Expression of the rearranged c-myc oncogene and transformed phenotypes was investigated in 2 different types of somatic cell hybrid clones between a BALB/c mouse plasmacytoma line (S194) and normal allogeneic spleen cells or fibroblasts. In the parental S194 cells, one allele of the c-myc was rearranged and its 5'-flanking region was partially deleted by recombination with the immunoglobulin C alpha gene.

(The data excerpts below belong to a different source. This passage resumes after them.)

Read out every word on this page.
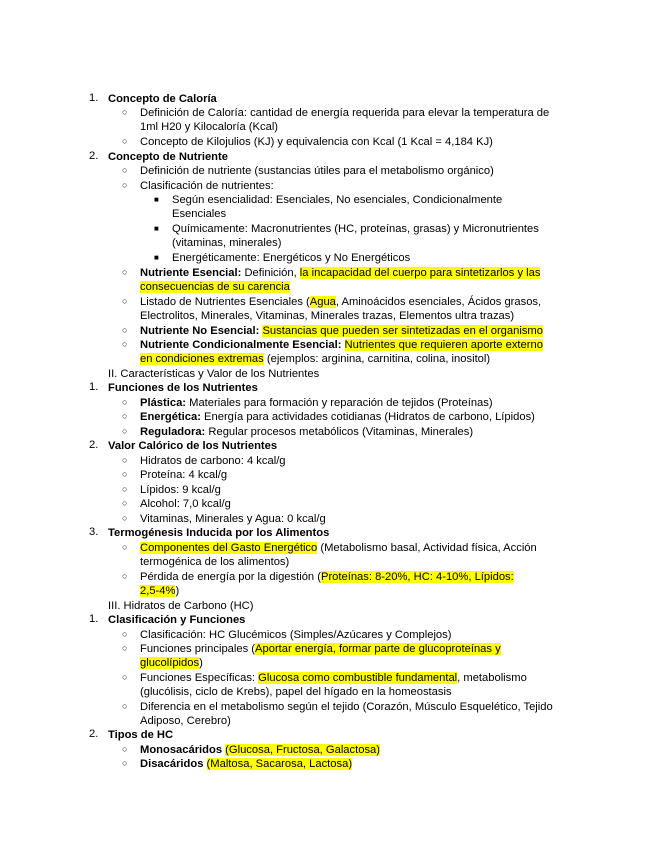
1. Concepto de Caloría
○ Definición de Caloría: cantidad de energía requerida para elevar la temperatura de
1ml H20 y Kilocaloría (Kcal)
○ Concepto de Kilojulios (KJ) y equivalencia con Kcal (1 Kcal = 4,184 KJ)
2. Concepto de Nutriente
○ Definición de nutriente (sustancias útiles para el metabolismo orgánico)
○ Clasificación de nutrientes:
■ Según esencialidad: Esenciales, No esenciales, Condicionalmente
Esenciales
■ Químicamente: Macronutrientes (HC, proteínas, grasas) y Micronutrientes
(vitaminas, minerales)
■ Energéticamente: Energéticos y No Energéticos
○ Nutriente Esencial: Definición, la incapacidad del cuerpo para sintetizarlos y las
consecuencias de su carencia
○ Listado de Nutrientes Esenciales (Agua, Aminoácidos esenciales, Ácidos grasos,
Electrolitos, Minerales, Vitaminas, Minerales trazas, Elementos ultra trazas)
○ Nutriente No Esencial: Sustancias que pueden ser sintetizadas en el organismo
○ Nutriente Condicionalmente Esencial: Nutrientes que requieren aporte externo
en condiciones extremas (ejemplos: arginina, carnitina, colina, inositol)
II. Características y Valor de los Nutrientes
1. Funciones de los Nutrientes
○ Plástica: Materiales para formación y reparación de tejidos (Proteínas)
○ Energética: Energía para actividades cotidianas (Hidratos de carbono, Lípidos)
○ Reguladora: Regular procesos metabólicos (Vitaminas, Minerales)
2. Valor Calórico de los Nutrientes
○ Hidratos de carbono: 4 kcal/g
○ Proteína: 4 kcal/g
○ Lípidos: 9 kcal/g
○ Alcohol: 7,0 kcal/g
○ Vitaminas, Minerales y Agua: 0 kcal/g
3. Termogénesis Inducida por los Alimentos
○ Componentes del Gasto Energético (Metabolismo basal, Actividad física, Acción
termogénica de los alimentos)
○ Pérdida de energía por la digestión (Proteínas: 8-20%, HC: 4-10%, Lípidos:
2,5-4%)
III. Hidratos de Carbono (HC)
1. Clasificación y Funciones
○ Clasificación: HC Glucémicos (Simples/Azúcares y Complejos)
○ Funciones principales (Aportar energía, formar parte de glucoproteínas y
glucolípidos)
○ Funciones Específicas: Glucosa como combustible fundamental, metabolismo
(glucólisis, ciclo de Krebs), papel del hígado en la homeostasis
○ Diferencia en el metabolismo según el tejido (Corazón, Músculo Esquelético, Tejido
Adiposo, Cerebro)
2. Tipos de HC
○ Monosacáridos (Glucosa, Fructosa, Galactosa)
○ Disacáridos (Maltosa, Sacarosa, Lactosa)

Due to this recombination, S194 cells expressed approximately 20-fold higher than normal spleen or fibroblast levels of c-myc transcripts from the rearranged allele, which are smaller than normal germ-line 2.4-kb c-myc transcripts, but they expressed the same low levels of 2.4-kb c-myc transcripts from the non-rearranged allele as compared with normal spleen cells or fibroblasts. All the hybrid clones retained both the rearranged and the non-rearranged c-myc. The hybrid clones between S194 and normal spleen cells showed transformed phenotypes and expressed the same high levels of rearranged c-myc transcripts and low levels of the non-rearranged c-myc transcripts as the parental S194 cells. On the other hand, the hybrid clones between S194 cells and normal fibroblasts showing non-transformed phenotypes inhibited expression of the rear-ranged c-myc to undetectable levels but expressed the non-rearranged c-myc transcripts at low levels. A hybrid clone between S194 cells and normal fibroblasts showing transformed phenotypes also exhibited the same pattern of c-myc expression as the non-transformed hybrid clones. These results indicate that expression of the rearranged c-myc in S194 mouse plasmacytoma cells is modulated in different ways in different components of cell lineages, although the correlation between the levels of rearranged c-myc transcripts and the transformed phenotypes in the hybrid clones was not absolute.